An assumption being made is one of widespread long time usage. I
would argue consumers have little interest in viewing content for
more than a few hundred seconds on their PC. Further, existing
solutions for media extension to the television are gaining very
little foothold outside of technophiles. They tend to be more complex
for the average user than many vendors seemingly realize. While Apple
may help in this arena, there are many other obstacles to widespread
usage of streaming video outside of media extension.
In entertainment, content is king. More specifically, new release
content is king. While internet distribution may help breathe life
into the long tail market, it is hard to imagine any major shift from
existing distribution methods. People simply like the latest TV shows
and the latest movies.
So, this leaves us with little more than what is already offered by
the MSOs: linear TV and VoD. This is where things become complex.
The studios will never (not any time soon) allow for a subscription
based VoD on new content. They would instantly be sued by Time Warner
(HBO). This leaves us with a non-subscription VoD option, which still
requires an agreement with the each of the major studios, and would
likely cost a fortune to obtain. CinemaNow and MovieLink have done
this successfully, and use a PushVoD model to distribute their
content. CinemaNow allows DVD burning for some of their content, but
both companies are otherwise tied to the PC (without a media
extender). Furthermore, the download wait is a pain. Their content is
good quality 1200-1500 kbps VC-1 *wince*. It is really hard to say
when and if either of these will take off as a service. It is a good
service, with a great product, and almost no market at the moment.
Get it on the TV and things may change dramatically.
This leaves us with linear TV, which is another acquisition
nightmare. It is very difficult to acquire pass-through/distribution
rights for linear television, especially via IP. Without deep
pockets, a company might be spinning their wheels trying to get
popular channels onto their lineup.
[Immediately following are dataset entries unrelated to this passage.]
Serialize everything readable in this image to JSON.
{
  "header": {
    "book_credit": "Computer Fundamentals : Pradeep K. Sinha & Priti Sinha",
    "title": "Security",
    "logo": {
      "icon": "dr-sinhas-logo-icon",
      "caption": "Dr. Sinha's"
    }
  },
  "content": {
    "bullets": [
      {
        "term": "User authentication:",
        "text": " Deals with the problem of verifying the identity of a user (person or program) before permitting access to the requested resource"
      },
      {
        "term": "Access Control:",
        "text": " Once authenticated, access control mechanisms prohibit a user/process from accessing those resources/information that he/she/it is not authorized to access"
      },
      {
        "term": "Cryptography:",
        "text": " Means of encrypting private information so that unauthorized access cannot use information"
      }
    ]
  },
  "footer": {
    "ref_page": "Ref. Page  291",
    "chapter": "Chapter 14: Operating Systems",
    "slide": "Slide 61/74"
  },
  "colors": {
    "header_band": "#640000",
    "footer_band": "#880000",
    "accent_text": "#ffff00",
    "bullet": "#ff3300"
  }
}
And good luck trying to acquire
the rights to push linear TV outside of a closed network. The studios
will hear none of it.
I guess where I am going with all this is simply it is very hard to
make this work from a business and marketing side. The network
constraints are, likely, a minor issue for some time to come.
Interest is low in the public at large for primary (or even major
secondary) video service on the PC.
By the time interest in the product swells and content providers ease
some of their more stringent rules for content distribution, a better
solution for multicasting the content will have presented itself. I
would argue streaming video across the Internet to a large audience,
direct to subscribers, is probably 4+ years away at best.
I am not saying we throw in the towel on this problem, but I do think
unicast streaming has a limited scope and short life-span for prime
content. IPv6 multicast is the real long term solution for Internet
video to a wide audience.
Of course, there is the other argument. The ILECs and MSOs will keep
it from ever getting beyond a unicast model. Why let the competition
in, right? *sniff* I smell lobbyists and legislation. :-)
Gian Anthony Constantine
Senior Network Design Engineer
Earthlink, Inc.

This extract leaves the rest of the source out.